Safe recovery starts with explainability: identify the failed step, the resources already changed, and whether a rollback target still exists before running the next operation.
Warning: Do not retry, edit the server, change DNS, and replace secrets all at once. Change one variable at a time so the recovery path remains verifiable.
Retry policy
Temporary network, pull, and execution failures can often be retried. Input, credential, DNS, and certificate material issues need repair first.

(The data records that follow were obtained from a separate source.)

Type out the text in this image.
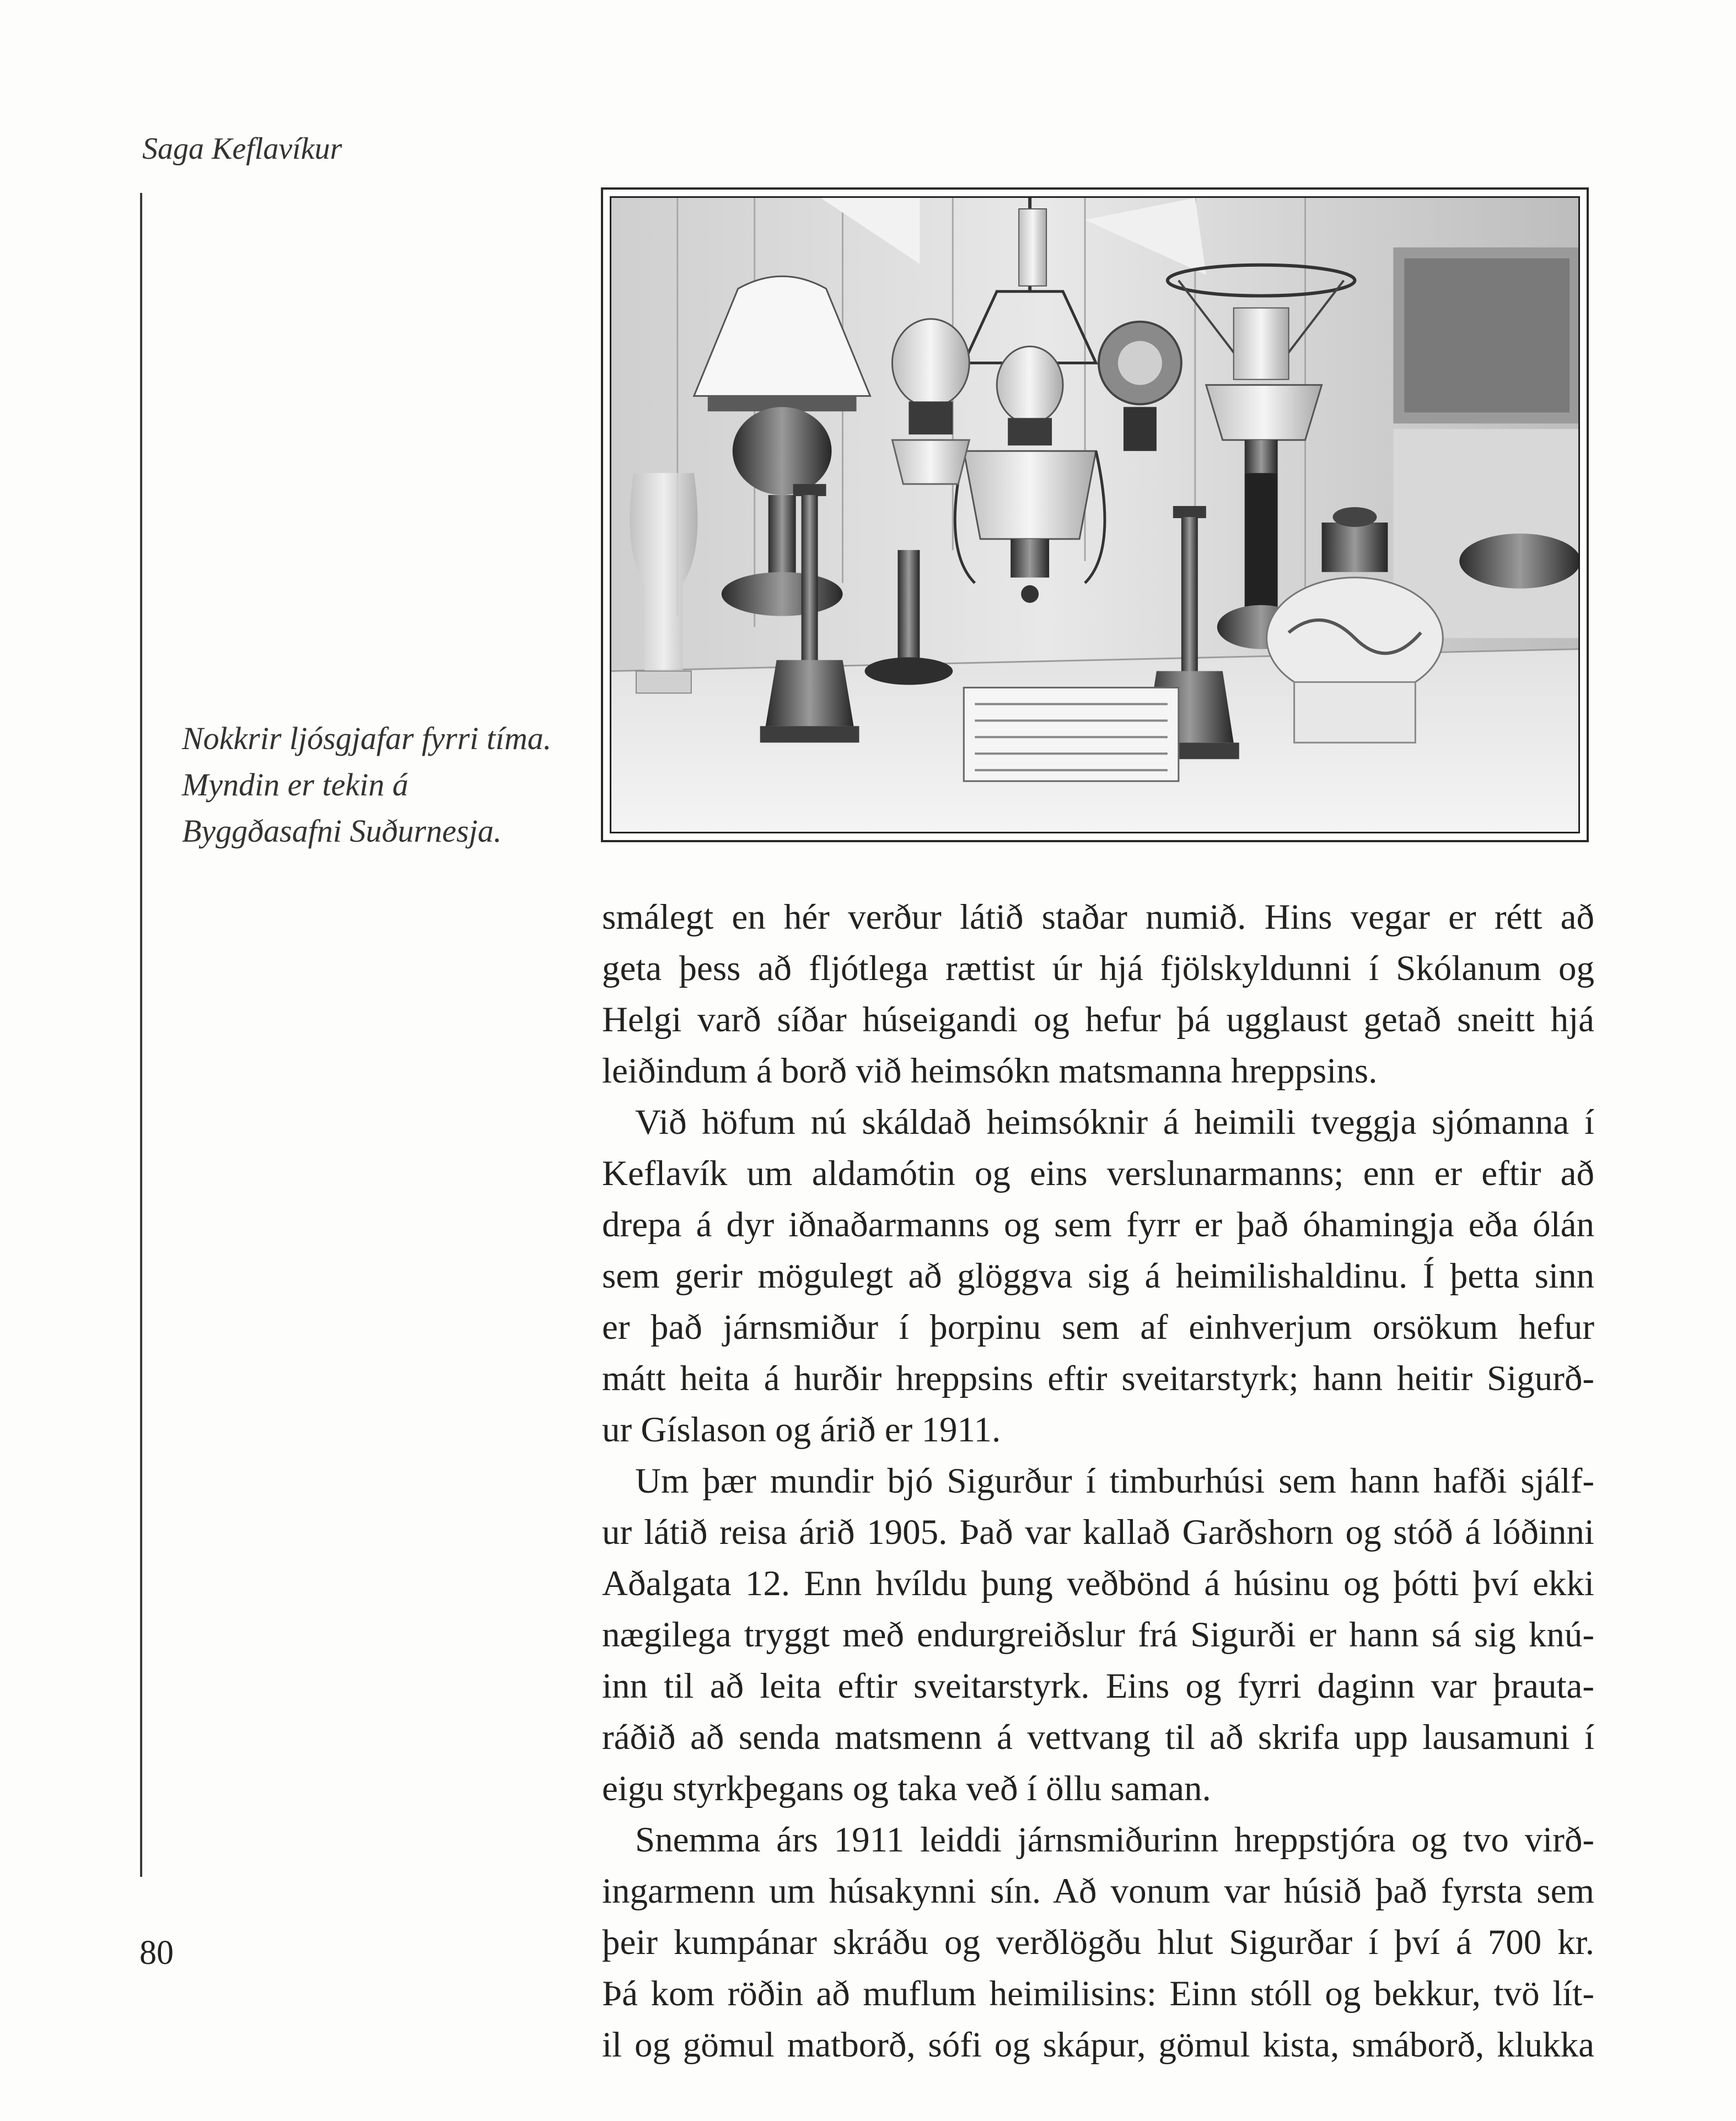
Saga Keflavíkur
Nokkrir ljósgjafar fyrri tíma.
Myndin er tekin á
Byggðasafni Suðurnesja.
smálegt en hér verður látið staðar numið. Hins vegar er rétt að
geta þess að fljótlega rættist úr hjá fjölskyldunni í Skólanum og
Helgi varð síðar húseigandi og hefur þá ugglaust getað sneitt hjá
leiðindum á borð við heimsókn matsmanna hreppsins.
Við höfum nú skáldað heimsóknir á heimili tveggja sjómanna í
Keflavík um aldamótin og eins verslunarmanns; enn er eftir að
drepa á dyr iðnaðarmanns og sem fyrr er það óhamingja eða ólán
sem gerir mögulegt að glöggva sig á heimilishaldinu. Í þetta sinn
er það járnsmiður í þorpinu sem af einhverjum orsökum hefur
mátt heita á hurðir hreppsins eftir sveitarstyrk; hann heitir Sigurð-
ur Gíslason og árið er 1911.
Um þær mundir bjó Sigurður í timburhúsi sem hann hafði sjálf-
ur látið reisa árið 1905. Það var kallað Garðshorn og stóð á lóðinni
Aðalgata 12. Enn hvíldu þung veðbönd á húsinu og þótti því ekki
nægilega tryggt með endurgreiðslur frá Sigurði er hann sá sig knú-
inn til að leita eftir sveitarstyrk. Eins og fyrri daginn var þrauta-
ráðið að senda matsmenn á vettvang til að skrifa upp lausamuni í
eigu styrkþegans og taka veð í öllu saman.
Snemma árs 1911 leiddi járnsmiðurinn hreppstjóra og tvo virð-
ingarmenn um húsakynni sín. Að vonum var húsið það fyrsta sem
þeir kumpánar skráðu og verðlögðu hlut Sigurðar í því á 700 kr.
Þá kom röðin að muflum heimilisins: Einn stóll og bekkur, tvö lít-
il og gömul matborð, sófi og skápur, gömul kista, smáborð, klukka
80
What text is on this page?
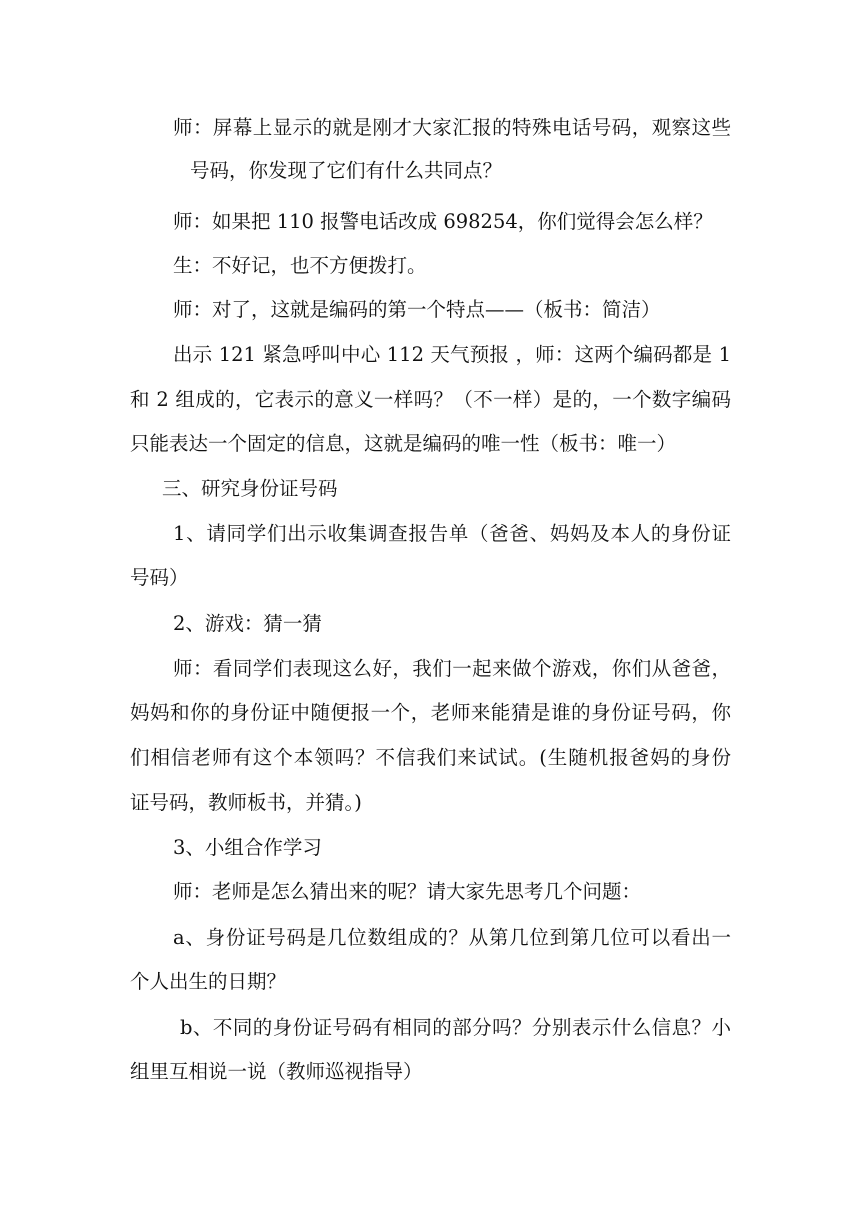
师：屏幕上显示的就是刚才大家汇报的特殊电话号码，观察这些
号码，你发现了它们有什么共同点？
师：如果把 110 报警电话改成 698254，你们觉得会怎么样？
生：不好记，也不方便拨打。
师：对了，这就是编码的第一个特点——（板书：简洁）
出示 121 紧急呼叫中心 112 天气预报 ，师：这两个编码都是 1
和 2 组成的，它表示的意义一样吗？（不一样）是的，一个数字编码
只能表达一个固定的信息，这就是编码的唯一性（板书：唯一）
三、研究身份证号码
1、请同学们出示收集调查报告单（爸爸、妈妈及本人的身份证
号码）
2、游戏：猜一猜
师：看同学们表现这么好，我们一起来做个游戏，你们从爸爸，
妈妈和你的身份证中随便报一个，老师来能猜是谁的身份证号码，你
们相信老师有这个本领吗？不信我们来试试。(生随机报爸妈的身份
证号码，教师板书，并猜。)
3、小组合作学习
师：老师是怎么猜出来的呢？请大家先思考几个问题：
a、身份证号码是几位数组成的？从第几位到第几位可以看出一
个人出生的日期？
b、不同的身份证号码有相同的部分吗？分别表示什么信息？小
组里互相说一说（教师巡视指导）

| Signal | Recommended action |
|---|---|
retryable error or occasional health-check failure | Retry directly and check whether it reaches the same failure point. |
| Missing input, missing path, or wrong build command | Fix deployment inputs, then deploy again. |
| Credential, SSH, registry, DNS, or certificate error | Repair the external configuration, then verify connectivity. |
| New version already owns traffic and cannot recover | Roll back to the last working version, then investigate the failed run. |
Read current state
Open resource status, latest deployment status, the event timeline, and the health summary. Record the last failed phase, error code, retry guidance, and whether the access URL has already switched.
Decide whether to retry
Temporary network failures, image pulls, command timeouts, and occasional health-check failures can usually be retried. Missing secrets, invalid domains, unreachable SSH, bad certificate material, and invalid inputs usually need repair first.
Repair the smallest input
Change only the input directly related to the error code, such as one secret, one DNS record, one SSH key, or one build directory. Keep the original failure record so the next run can be compared against it.
Roll back when needed
If the new deployment already affected the access URL or runtime state and cannot be repaired quickly, roll back to the last verified version. Keep the failed deployment logs and diagnostic summary for follow-up.